First, I created a file named DictTest.jl with the following content:

module DictTest
data = Dict(GlobalRef(Base,:sum) => GlobalRef(Base,:prod),
    1 => GlobalRef(Base,:sum))
end

and put the file into the JULIA_LOAD_PATH.

Then in REPL:

julia> using DictTest
[ Info: Precompiling DictTest [top-level]

julia> DictTest.data
Dict{Any,GlobalRef} with 2 entries:
  :(Base.sum) => :(Base.prod)
  1           => :(Base.sum)

julia> DictTest.data[1]
:(Base.sum)

julia> DictTest.data[GlobalRef(Base,:sum)]
ERROR: KeyError: key :(Base.sum) not found
Stacktrace:
 [1] getindex(::Dict{Any,GlobalRef}, ::GlobalRef) at .\dict.jl:467
 [2] top-level scope at none:1

julia> DictTest.data.keys[10]
:(Base.sum)

julia> DictTest.data[DictTest.data.keys[10]]
ERROR: KeyError: key :(Base.sum) not found
Stacktrace:
 [1] getindex(::Dict{Any,GlobalRef}, ::GlobalRef) at .\dict.jl:467
 [2] top-level scope at none:1

The last result make me crazy.

Restart Julia, and

julia> cd(ENV["JULIA_LOAD_PATH"][1:end-1])

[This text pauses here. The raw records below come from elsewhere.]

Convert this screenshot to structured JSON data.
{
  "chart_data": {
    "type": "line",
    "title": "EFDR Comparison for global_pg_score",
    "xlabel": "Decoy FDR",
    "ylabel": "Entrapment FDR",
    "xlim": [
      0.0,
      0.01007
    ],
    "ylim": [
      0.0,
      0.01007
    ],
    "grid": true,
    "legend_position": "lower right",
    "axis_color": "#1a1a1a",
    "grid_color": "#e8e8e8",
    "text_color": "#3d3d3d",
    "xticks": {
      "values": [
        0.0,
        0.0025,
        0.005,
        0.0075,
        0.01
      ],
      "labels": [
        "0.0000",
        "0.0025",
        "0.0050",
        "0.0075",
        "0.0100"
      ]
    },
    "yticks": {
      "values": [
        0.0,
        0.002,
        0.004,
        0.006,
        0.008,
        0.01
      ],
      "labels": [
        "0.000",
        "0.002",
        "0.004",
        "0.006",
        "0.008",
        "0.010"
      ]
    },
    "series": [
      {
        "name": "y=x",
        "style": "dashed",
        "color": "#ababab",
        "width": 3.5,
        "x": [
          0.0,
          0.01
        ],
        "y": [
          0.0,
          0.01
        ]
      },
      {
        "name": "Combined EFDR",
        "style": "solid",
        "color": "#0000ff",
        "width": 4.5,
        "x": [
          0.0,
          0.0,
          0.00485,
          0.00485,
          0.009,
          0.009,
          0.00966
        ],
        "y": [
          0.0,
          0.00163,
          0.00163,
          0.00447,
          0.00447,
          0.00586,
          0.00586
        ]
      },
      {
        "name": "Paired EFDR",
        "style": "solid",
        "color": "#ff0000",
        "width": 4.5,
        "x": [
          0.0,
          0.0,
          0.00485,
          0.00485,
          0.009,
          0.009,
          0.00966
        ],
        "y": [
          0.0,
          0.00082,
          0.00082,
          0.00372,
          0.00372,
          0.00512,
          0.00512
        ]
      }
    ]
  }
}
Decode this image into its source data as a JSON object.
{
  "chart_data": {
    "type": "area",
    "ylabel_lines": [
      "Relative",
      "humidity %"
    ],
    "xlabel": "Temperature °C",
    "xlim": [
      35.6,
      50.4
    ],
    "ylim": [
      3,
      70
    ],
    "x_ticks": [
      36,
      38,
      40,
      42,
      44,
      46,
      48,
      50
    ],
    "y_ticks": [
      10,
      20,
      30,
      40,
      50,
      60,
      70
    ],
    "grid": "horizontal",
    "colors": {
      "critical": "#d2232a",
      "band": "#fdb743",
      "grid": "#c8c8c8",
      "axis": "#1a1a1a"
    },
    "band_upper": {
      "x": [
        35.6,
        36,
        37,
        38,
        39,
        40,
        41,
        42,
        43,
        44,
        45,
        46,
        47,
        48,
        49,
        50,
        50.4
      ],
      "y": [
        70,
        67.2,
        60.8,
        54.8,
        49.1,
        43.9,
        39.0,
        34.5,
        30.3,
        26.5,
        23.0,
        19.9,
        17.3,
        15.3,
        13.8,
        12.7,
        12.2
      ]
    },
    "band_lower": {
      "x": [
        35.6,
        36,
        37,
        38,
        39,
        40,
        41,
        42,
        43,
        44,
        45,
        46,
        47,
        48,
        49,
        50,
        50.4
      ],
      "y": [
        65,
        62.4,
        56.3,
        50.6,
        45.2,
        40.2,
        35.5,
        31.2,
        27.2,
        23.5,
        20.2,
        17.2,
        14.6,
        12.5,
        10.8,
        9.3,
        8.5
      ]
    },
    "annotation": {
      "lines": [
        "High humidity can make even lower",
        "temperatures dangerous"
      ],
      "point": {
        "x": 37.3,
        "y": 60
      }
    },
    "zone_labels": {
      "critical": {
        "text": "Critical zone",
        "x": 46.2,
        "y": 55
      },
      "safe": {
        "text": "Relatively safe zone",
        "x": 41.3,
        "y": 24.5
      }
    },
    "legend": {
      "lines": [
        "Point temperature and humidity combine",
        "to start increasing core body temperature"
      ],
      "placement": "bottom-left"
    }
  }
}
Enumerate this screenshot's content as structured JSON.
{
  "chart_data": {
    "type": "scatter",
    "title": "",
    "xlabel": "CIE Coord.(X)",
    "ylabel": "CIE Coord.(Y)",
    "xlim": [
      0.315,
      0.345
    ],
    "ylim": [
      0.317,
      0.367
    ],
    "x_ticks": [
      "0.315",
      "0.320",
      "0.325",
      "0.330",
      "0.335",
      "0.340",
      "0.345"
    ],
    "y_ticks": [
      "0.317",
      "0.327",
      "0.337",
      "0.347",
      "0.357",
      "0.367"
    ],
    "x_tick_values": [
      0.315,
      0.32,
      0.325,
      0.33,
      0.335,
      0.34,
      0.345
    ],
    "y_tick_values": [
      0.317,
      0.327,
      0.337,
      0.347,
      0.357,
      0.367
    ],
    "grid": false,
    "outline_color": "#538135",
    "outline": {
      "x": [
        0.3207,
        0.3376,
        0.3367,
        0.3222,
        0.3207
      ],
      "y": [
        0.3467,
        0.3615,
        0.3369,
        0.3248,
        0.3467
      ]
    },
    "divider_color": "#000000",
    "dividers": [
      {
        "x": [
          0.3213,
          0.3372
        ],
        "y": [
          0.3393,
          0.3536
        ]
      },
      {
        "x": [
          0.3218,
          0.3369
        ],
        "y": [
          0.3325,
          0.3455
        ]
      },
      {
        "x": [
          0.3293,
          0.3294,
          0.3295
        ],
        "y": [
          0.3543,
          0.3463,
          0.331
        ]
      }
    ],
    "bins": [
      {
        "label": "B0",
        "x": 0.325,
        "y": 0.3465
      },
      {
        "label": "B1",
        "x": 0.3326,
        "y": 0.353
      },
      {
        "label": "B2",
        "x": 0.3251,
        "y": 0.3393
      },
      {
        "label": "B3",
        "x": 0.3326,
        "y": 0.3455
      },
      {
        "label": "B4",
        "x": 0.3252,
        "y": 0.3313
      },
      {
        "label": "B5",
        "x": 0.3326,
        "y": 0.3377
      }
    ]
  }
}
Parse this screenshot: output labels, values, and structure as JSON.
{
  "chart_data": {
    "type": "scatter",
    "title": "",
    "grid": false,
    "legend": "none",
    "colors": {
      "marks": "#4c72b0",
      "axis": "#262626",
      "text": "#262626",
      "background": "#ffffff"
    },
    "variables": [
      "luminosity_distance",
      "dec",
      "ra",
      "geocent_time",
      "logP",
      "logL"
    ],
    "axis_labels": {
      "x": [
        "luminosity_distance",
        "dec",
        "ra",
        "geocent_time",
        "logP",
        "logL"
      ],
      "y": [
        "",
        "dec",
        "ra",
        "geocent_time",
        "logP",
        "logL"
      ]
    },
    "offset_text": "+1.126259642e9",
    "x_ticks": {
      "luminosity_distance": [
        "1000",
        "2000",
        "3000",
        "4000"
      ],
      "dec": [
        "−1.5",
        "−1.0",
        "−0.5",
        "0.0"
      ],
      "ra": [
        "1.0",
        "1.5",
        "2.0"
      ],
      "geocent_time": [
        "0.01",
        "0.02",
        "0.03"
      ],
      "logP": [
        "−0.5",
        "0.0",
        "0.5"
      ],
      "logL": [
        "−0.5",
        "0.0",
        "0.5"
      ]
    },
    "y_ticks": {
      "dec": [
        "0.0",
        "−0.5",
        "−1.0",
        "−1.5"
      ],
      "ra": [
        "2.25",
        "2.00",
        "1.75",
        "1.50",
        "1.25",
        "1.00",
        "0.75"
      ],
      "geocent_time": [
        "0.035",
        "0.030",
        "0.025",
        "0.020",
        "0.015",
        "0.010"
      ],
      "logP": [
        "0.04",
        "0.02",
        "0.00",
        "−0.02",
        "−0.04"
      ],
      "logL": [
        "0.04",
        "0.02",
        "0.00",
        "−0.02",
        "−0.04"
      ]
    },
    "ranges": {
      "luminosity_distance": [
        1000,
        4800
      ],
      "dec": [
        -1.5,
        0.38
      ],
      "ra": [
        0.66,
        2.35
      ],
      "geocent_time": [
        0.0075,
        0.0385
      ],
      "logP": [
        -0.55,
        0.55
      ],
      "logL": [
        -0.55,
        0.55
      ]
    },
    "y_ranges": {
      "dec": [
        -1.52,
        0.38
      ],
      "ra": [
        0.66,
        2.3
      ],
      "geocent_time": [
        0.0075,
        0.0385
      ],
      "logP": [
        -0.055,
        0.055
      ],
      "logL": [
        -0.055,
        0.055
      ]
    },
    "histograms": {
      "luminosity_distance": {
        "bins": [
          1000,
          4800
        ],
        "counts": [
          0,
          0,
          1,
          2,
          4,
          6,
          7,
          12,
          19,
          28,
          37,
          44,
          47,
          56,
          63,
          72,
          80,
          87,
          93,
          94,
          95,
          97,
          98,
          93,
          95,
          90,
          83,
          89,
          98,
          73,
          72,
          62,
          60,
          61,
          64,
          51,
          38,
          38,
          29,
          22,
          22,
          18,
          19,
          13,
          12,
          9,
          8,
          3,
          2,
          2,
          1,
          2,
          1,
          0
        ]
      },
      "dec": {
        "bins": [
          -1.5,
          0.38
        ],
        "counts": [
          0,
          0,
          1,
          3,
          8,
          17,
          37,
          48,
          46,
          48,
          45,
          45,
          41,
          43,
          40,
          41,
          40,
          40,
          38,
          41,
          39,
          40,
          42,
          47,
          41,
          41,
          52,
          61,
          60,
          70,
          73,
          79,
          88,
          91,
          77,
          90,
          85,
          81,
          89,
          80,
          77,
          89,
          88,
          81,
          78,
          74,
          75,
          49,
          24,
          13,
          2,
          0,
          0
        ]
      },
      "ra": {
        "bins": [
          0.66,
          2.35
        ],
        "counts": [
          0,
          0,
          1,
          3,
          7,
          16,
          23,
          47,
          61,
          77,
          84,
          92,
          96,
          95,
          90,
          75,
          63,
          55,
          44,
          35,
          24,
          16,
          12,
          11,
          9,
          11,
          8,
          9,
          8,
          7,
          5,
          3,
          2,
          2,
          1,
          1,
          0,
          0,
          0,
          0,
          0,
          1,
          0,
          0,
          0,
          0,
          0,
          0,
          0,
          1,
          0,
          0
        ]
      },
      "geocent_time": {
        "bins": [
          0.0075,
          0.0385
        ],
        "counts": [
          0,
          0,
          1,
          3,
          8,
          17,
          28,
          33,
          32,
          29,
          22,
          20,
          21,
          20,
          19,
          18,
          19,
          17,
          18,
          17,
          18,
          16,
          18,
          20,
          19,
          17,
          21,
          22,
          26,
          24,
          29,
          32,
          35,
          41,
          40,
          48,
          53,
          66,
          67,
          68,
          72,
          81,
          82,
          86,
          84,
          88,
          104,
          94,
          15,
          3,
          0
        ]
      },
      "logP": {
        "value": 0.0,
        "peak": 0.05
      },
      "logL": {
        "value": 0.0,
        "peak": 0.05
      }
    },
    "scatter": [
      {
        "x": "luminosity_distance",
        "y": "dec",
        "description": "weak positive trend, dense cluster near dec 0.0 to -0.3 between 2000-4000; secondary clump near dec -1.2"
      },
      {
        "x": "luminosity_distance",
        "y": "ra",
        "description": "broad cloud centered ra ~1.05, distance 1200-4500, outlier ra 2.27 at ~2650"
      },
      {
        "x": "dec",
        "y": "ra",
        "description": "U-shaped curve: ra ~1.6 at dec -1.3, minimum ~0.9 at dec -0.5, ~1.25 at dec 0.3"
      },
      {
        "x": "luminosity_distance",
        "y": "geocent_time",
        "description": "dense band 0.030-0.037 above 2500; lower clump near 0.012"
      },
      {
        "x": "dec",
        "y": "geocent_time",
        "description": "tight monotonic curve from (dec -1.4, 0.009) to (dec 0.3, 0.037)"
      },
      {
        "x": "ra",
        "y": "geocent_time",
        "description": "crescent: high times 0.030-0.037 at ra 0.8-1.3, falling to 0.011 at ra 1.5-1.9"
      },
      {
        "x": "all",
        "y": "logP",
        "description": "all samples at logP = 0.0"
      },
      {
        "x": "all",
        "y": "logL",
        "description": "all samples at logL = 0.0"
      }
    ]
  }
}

julia> include("DictTest.jl")
Main.DictTest

julia> DictTest.data[1]
:(Base.sum)

julia> DictTest.data[GlobalRef(Base,:sum)]
:(Base.prod)

It seem using gives a wrong result while include is ok. I have little knowledge about Julia’s pre-compile, is this a feature or a bug?

Here’s the versioninfo:

Julia Version 1.5.1
Commit 697e782ab8 (2020-08-25 20:08 UTC)
Platform Info:
  OS: Windows (x86_64-w64-mingw32)
  CPU: Intel(R) Core(TM) i5-9600KF CPU @ 3.70GHz
  WORD_SIZE: 64
  LIBM: libopenlibm
  LLVM: libLLVM-9.0.1 (ORCJIT, skylake)

You probably need to rehash! the dictionary after precompilation since the serialized hashes are not valid anymore.

So you can add

function __init__()
    Base.rehash!(data)
end

to your module. Also, don’t use the .keys field for dictionaries, it’s an internal field.

Specifically, see this part in the manual Modules · The Julia Language

Dictionary and set types, or in general anything that depends on the output of a hash(key) method, are a trickier case. In the common case where the keys are numbers, strings, symbols, ranges, Expr , or compositions of these types (via arrays, tuples, sets, pairs, etc.) they are safe to precompile. However, for a few other key types, such as Function or DataType and generic user-defined types where you haven’t defined a hash method, the fallback hash method depends on the memory address of the object (via its objectid ) and hence may change from run to run. If you have one of these key types, or if you aren’t sure, to be safe you can initialize this dictionary from within your __init__ function. Alternatively, you can use the IdDict dictionary type, which is specially handled by precompilation so that it is safe to initialize at compile-time.

So a better solution than I wrote above is likely to use an IdDict

4 Likes

Solved, thanks very much.